Deuxième album pour cette formation Française, au style Rock Psychédélique, née en 2017 et, originaire de Douarnenez dans le Finistère (29)
Composé d' Yves-Marie "Slyde Barnett" Cariou (Guitare/Chant), Ronnie Calva (Guitare), Melin Le Bigot (Guitare), Gaëtan "Goudzou" Convert (Basse/Chant) et de Elrik "Monroe" Morvan (Batterie), KOMODOR puise son inspiration au sein de T.REX, MC5, ou, encore, DAVID BOWIE.
C'est en 2018 que le groupe sort un premier EP (4 titres), puis, se produit au fameux Supersonic de Paris avec une prestation remarquée particulièrement incandescente qui contribuera à forger sa bonne réputation.
2021, sortie du premier album, intitulé "Nasty Habits", largement salué par la Presse, à l'image de Rock & Folk, Rolling Stone ou bien encore, Libération.
Suivront deux années passées sur les routes de France, d'Espagne et d'Allemagne, où KOMODOR enflammera les scènes de plusieurs Festivals tels que le Freak Valley Festival de Netphen en Allemagne, le Motocultor Festival de Carhaix en Bretagne, ou, encore, la Fête du Bruit à Landerneau dans le Finistère.
2025, après son association avec MOONDRAG pour un projet fusionnel (Komodrag & The Mounodor), KOMODOR revient à ses racines avec la conception de ce second album, témoignant d'une évolution musicale importante, plus libre et plus authentique.
Baptisé "Time & Space", l'album finira par sortir le 30 Janvier 2026.
Dès l'entame, sur "Hard To Deal", le ton est donné. Un riff de guitare Zeppelinien, un tempo entrainant, une voix rauque qui distille un couplet mélodique, des chœurs en contrechant, une ligne de basse bien ronde qui surgit, un gimmick vocal aérien, un refrain élaboré façon Queen, un passage qui rappelle David Bowie, un solo de guitare bien chaud finement ciselé, une bonne densité finale; bref, la plupart des ingrédients, partie prenante de l'univers musical de KOMODOR, semble bien au rendez vous sur ce très bon titre à l'efficacité imparable.

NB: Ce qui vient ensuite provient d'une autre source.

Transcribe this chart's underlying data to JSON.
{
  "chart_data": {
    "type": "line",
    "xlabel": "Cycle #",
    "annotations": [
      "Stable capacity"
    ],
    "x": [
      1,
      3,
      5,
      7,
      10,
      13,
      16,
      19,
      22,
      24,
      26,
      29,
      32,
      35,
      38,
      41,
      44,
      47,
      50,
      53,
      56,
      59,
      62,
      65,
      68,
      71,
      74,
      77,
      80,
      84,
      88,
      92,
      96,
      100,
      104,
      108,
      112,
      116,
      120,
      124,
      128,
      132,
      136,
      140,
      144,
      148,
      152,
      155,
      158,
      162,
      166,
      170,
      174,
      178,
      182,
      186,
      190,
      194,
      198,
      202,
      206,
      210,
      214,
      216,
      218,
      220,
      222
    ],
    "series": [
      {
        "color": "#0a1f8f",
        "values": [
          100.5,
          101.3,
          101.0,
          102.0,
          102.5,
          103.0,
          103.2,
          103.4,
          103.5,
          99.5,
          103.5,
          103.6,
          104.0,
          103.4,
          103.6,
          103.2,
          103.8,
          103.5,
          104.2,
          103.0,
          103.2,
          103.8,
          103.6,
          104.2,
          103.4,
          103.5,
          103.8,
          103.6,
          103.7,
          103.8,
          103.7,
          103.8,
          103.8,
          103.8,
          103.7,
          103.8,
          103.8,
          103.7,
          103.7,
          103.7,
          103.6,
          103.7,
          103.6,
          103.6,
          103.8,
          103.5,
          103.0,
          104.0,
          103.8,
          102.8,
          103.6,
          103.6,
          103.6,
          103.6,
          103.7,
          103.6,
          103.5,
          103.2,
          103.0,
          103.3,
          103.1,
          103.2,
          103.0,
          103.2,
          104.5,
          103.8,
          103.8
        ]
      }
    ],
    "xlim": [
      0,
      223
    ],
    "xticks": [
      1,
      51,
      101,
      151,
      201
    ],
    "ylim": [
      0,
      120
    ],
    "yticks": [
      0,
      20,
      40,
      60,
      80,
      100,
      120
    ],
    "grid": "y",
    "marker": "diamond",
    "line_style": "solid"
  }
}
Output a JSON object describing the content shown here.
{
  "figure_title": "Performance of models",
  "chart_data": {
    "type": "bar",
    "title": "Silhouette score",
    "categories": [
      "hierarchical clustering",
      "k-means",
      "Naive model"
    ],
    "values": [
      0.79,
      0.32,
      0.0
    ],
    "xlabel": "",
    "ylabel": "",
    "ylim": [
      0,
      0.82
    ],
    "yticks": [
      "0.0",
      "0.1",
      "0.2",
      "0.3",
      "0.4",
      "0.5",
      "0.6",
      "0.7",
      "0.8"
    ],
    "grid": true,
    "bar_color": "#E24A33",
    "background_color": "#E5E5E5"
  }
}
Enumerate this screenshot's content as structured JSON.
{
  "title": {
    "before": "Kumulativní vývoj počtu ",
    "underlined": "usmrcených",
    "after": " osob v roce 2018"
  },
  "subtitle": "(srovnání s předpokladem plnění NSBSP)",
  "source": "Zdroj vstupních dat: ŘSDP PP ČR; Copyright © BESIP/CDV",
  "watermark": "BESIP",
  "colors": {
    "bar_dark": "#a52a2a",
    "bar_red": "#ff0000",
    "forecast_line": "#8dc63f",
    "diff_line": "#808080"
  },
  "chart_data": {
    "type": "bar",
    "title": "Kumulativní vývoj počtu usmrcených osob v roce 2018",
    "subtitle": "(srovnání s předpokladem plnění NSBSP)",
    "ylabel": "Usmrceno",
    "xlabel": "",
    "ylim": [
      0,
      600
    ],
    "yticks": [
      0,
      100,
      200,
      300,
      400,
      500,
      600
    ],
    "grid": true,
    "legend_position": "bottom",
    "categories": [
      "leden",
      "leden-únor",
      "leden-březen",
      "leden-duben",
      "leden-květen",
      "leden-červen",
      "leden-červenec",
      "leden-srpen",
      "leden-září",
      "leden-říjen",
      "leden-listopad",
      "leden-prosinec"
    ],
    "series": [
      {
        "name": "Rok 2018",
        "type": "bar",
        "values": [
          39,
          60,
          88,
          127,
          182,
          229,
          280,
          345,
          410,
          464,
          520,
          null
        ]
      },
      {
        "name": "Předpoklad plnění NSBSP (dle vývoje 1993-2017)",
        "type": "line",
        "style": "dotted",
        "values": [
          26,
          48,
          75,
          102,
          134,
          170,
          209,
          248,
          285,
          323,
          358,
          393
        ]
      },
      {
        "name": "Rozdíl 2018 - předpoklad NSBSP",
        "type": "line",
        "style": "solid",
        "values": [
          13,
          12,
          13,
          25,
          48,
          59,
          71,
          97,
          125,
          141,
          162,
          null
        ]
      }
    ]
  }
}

Même approche fougueuse, d'abord, sur "Ladies", avec son tempo tribal, son riff de guitare rougeoyant, son couplet apparenté Black Sabbath, son refrain fédérateur scandé en chœurs et son passage Psyché; mais, également, sur "Bliss And Joy", avec son arpège de guitare clinquant, ses accords espacés, son couplet typé MC 5, son refrain énergique bien cuivré et son solo de guitare en forme de gimmick; ou; encore, sur "Madness", avec son intro bouillonnante, son chant nerveux, son refrain jusqu'au-boutiste et sa rythmique soutenue.
En plus Heavy, on se régale sur "Burning Land", avec ses arpèges de guitare délicats de type Pink Floyd, sa voix liquoreuse et aérienne, son refrain solennel chanté en chœurs, son tempo appuyé, son solo de guitare finement ciselé et son final apaisé.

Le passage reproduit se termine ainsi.